The U.S. State Department’s OneBeat initiative brings together musicians from around the world to create original work and develop strategies for arts-based social engagement.
Music is a universal language. For proof, look no further than the international music exchange OneBeat, which brought together 24 outstanding emerging artistes from 17 countries to make music this fall. OneBeat participants or fellows, aged between 19 and 35, spent a month in the United States collaboratively writing, producing and performing original music. Charged with developing strategies for arts-based social engagement, the 24 fellows took a multi-state tour along the eastern coast of the United States, collaborating with local musicians, leading workshops with youth and engaging a wide array of audiences with their music. Bringing this work back to their home countries, the fellows then develop community-based music projects and join OneBeat’s global network of music-driven social enterprises.
Now in its eighth year, OneBeat is an initiative of the U.S. State Department’s Bureau of Educational and Cultural Affairs. It is produced by the New York-based music organization Bang on a Can, through its social engagement wing, Found Sound Nation. Nearly 200 OneBeat alumni spread across 48 countries have developed ways for music to make a positive impact on local and global communities.
“It has been like a dream come true,” says Aditya Alamuru, a OneBeat 2018 fellow from Bengaluru, “to create and produce songs in so many genres with extremely talented musicians from different cultures.” Alamuru relied on his experience as a music producer to put together recording material for an album in his OneBeat fellows’ group. Likewise, his ventures into hip hop and electronica earlier in his career, guided his work on song structure in a small group collaboration with two or three fellows.
Pavithra Chari, an accomplished Hindustani classical and cross-genre vocalist and composer based in New Delhi, says OneBeat provided her “an enriching experience collaborating with such a diverse group of musicians, each with his or her musicality and sensibilities.” After Chari used a specific South Indian konnakol style rhythm in a composition she created, “I invited a drummer and percussive dancer, both from the United States, to add their unique artistry to the piece. We were so happy with how it came about that we made a video, which will be released soon.”
“Collaborations can also be a matter of just showing up and seeing the magic happen on the spot,” says Chari, pointing to her work in a quartet that included herself along with an Algerian drummer, a Madagascar multi-instrumentalist and a clarinet player from Hungary. “Amazing innovations emerged through that piece.”
In 2018, OneBeat challenged the fellows with reimagining NASA’s 1977 Golden Record—the time capsule of rhythms, sounds and sights, considered to be humanity’s most meaningful sounds, launched into space aboard the Voyager spacecraft. The fellows were divided into three ensemble groups and directed to create music they might place in a second time-capsule of our 21st century world in response to the Voyager collection, which included a variety of natural sounds, music from different cultures and eras, and spoken greetings in different languages.
This challenge influenced both the creation and presentation of each group’s music. “It’s a chaotic time in the world with extremes happening, both great and terrible.
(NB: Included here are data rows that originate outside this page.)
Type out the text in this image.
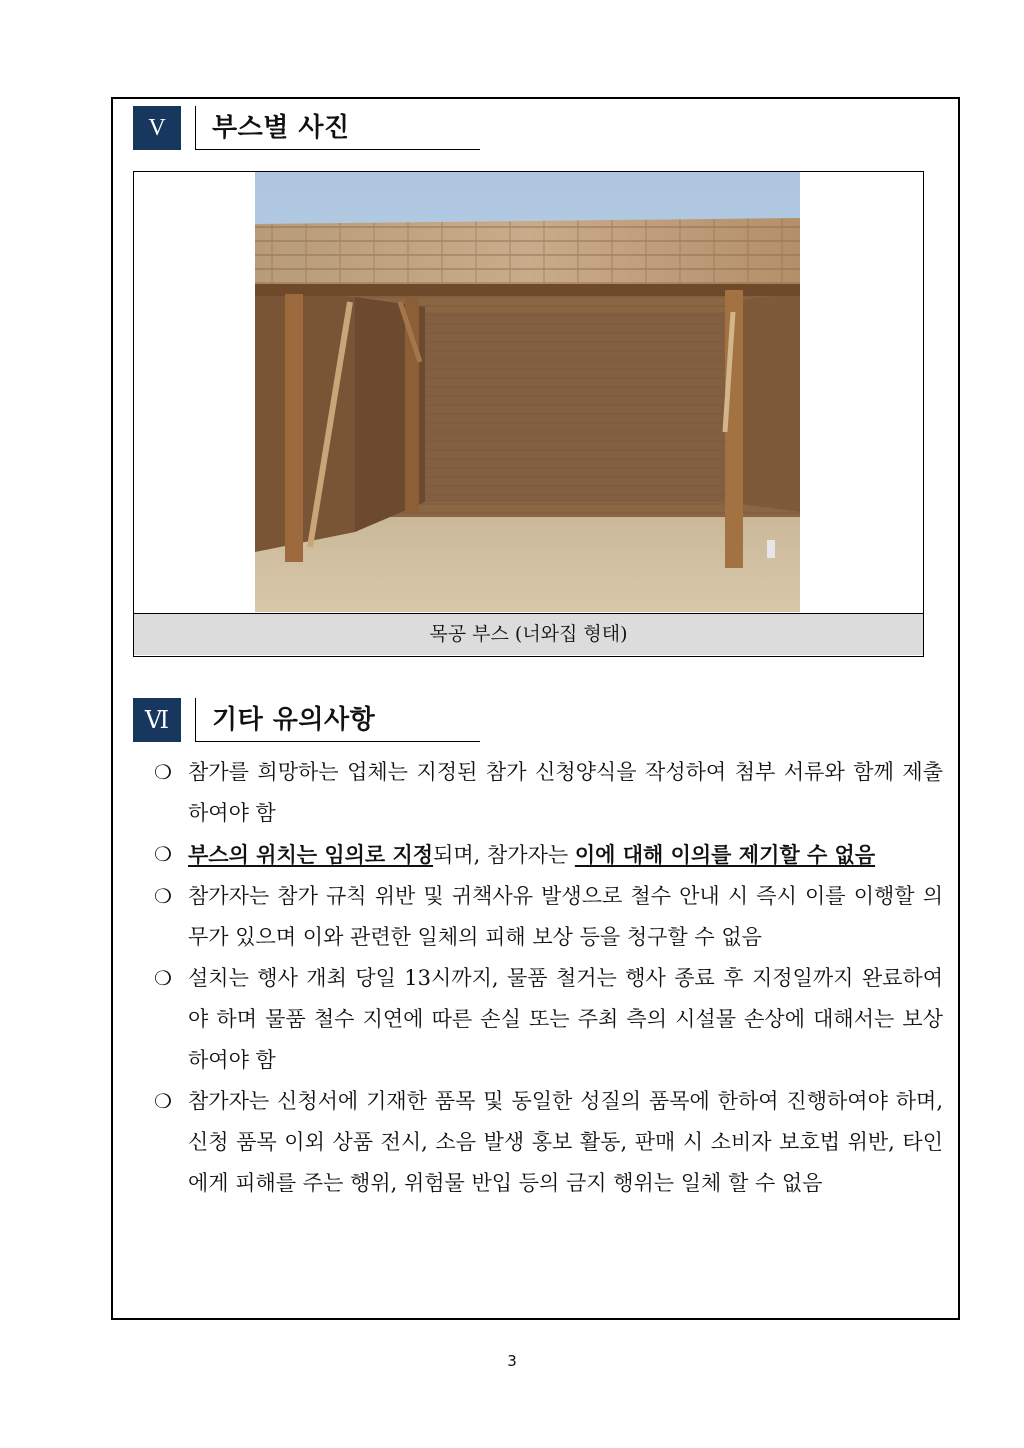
V	부스별 사진
목공 부스 (너와집 형태)
Ⅵ	기타 유의사항
❍ 참가를 희망하는 업체는 지정된 참가 신청양식을 작성하여 첨부 서류와 함께 제출하여야 함
❍ 부스의 위치는 임의로 지정되며, 참가자는 이에 대해 이의를 제기할 수 없음
❍ 참가자는 참가 규칙 위반 및 귀책사유 발생으로 철수 안내 시 즉시 이를 이행할 의무가 있으며 이와 관련한 일체의 피해 보상 등을 청구할 수 없음
❍ 설치는 행사 개최 당일 13시까지, 물품 철거는 행사 종료 후 지정일까지 완료하여야 하며 물품 철수 지연에 따른 손실 또는 주최 측의 시설물 손상에 대해서는 보상하여야 함
❍ 참가자는 신청서에 기재한 품목 및 동일한 성질의 품목에 한하여 진행하여야 하며, 신청 품목 이외 상품 전시, 소음 발생 홍보 활동, 판매 시 소비자 보호법 위반, 타인에게 피해를 주는 행위, 위험물 반입 등의 금지 행위는 일체 할 수 없음
3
We used sleep as our theme to create performance pieces, with nightmares that strangle sleep and lullabies that induce sleep coexisting. We found not just music and sound, but also body movement and dance helped convey our feelings on current times,” says Chari explaining the work created by her OneBeat group.
On tour, OneBeat utilized a variety of venues for their performances, ranging from auditoriums and art galleries to circular churches and pop-up street shows. The carefully-incubated music projects of each group were continuously adapted and extended for the space and the community they served.
Alamuru’s ensemble group created its pieces from the viewpoint of forgotten communities. After visiting neighborhoods in Charleston, South Carolina, which had lost many African American businesses, his group decided to take its audience on a tour of three separate spaces within the Redux Contemporary Art Center. The audience watched the group ensemble perform on the larger stage and then move to two smaller stages for fellows’ duos and trios. One of these presented a music video created by Alamuru and an American rapper based on their interviews of two 35-year-old owners of barbershops, who lost their business to gentrification.
It’s no doubt that OneBeat’s unique form of cultural diplomacy will be reflected in both Alamuru’s and Chari’s in-country projects. Chari wants to extend the focus of her fellows’ group on sleep and “the way cultures interpret sleep and the tradition of lullabies—the narrative, compositions and their presence in our upbringing.” She also defines another project she is considering: “A sonic perspective on privilege- how it’s perceived and accepted by people on both ends of the spectrum. I have a long way to go in the ideation, but I’m excited to see where it leads me.”
Alamuru will expand his already-established Music for All project, which teaches music production courses to youth through training on accessible mobile phone-driven software in his city. He also plans to travel to remote parts of northeast India, Rajasthan and Kashmir, to create music reflecting the heritage of local people.
Hillary Hoppock is a freelance writer, former newspaper publisher and reporter based in Orinda, California.